Week 12 - LED & NES
This week we finished Project 1 critiques, discussed Metal Performance by Steve Dixon, and learned about shift registers and motors.
Lab 6 was all about shift registers following this tutorial. The tutorial gives a lot of good information and even shows a practical use of shift registers through the first Nintendo controller. It explains how the bit information works and what each pin does along with a diagram showing where each one is.
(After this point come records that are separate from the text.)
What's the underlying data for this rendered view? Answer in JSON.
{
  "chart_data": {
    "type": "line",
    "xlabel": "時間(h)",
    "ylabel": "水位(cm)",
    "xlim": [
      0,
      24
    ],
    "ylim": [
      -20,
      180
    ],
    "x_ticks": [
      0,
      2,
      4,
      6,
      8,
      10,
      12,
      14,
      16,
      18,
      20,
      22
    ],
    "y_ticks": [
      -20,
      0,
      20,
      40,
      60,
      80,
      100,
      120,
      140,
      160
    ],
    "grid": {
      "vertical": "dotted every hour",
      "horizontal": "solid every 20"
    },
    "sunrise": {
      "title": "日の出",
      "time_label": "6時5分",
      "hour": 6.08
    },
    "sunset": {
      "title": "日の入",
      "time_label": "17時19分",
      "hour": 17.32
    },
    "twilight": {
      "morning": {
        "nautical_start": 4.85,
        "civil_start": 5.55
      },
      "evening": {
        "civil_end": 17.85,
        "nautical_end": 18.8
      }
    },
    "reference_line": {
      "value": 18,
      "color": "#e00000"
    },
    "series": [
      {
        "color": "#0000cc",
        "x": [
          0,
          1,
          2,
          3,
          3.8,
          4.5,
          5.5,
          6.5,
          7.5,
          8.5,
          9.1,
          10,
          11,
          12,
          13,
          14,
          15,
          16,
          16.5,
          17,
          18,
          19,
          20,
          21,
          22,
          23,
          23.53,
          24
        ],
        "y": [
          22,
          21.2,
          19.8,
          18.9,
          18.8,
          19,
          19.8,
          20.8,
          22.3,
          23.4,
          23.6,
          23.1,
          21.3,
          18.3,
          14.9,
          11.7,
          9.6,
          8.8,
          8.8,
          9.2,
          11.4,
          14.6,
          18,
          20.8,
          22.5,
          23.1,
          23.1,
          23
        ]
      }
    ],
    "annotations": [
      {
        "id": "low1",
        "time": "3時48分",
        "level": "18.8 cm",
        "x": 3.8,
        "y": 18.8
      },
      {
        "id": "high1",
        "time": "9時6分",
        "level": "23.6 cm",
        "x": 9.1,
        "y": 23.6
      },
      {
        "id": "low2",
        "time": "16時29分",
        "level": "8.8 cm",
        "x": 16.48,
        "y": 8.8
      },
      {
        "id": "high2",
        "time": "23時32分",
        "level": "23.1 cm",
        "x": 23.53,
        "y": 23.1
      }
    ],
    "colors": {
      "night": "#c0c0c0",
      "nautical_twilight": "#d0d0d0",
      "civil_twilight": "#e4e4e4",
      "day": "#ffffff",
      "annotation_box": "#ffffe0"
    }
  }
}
- VCC - power supply for the 74HC595; must be connected to 5V
- SER (Serial Input) - sends data into the shift register one bit at a time
- SRCLK (Shift Register Clock) - clock for the shift-register; positive-edge triggered
- Positive-edge triggered - the bits are pushed in on the rising edge of the clock
- RCLK (Register Clock/Latch) - when pulled high, contents of the shift register are copied into the storage/latch register; last step before seeing output results
- SRCLR (Shift Register Clear) - allows rest of entire shift register, setting all bits to zero; active-low pin
- Active-low- on when connected to no power, off when connected to power
- QA-QH (Output Enable) - output pins
- OE (Output Enable) - functions like normal output pin but is active-low
- QH' - outputs bit 7 which allows you to "daisy-chain" multiple 74HC595s; connect to the SER pin of another 74HC595 allowing them to behave like one piece that has more outputs
The next part of the tutorial was creating the following circuit to allow LEDs transition from one to another in a specific order. My LEDs would turn on, but not all of them, and once they were on it didn't change. I would have to disconnect the power source and reconnect it for anything to change and it was doing as it was supposed to.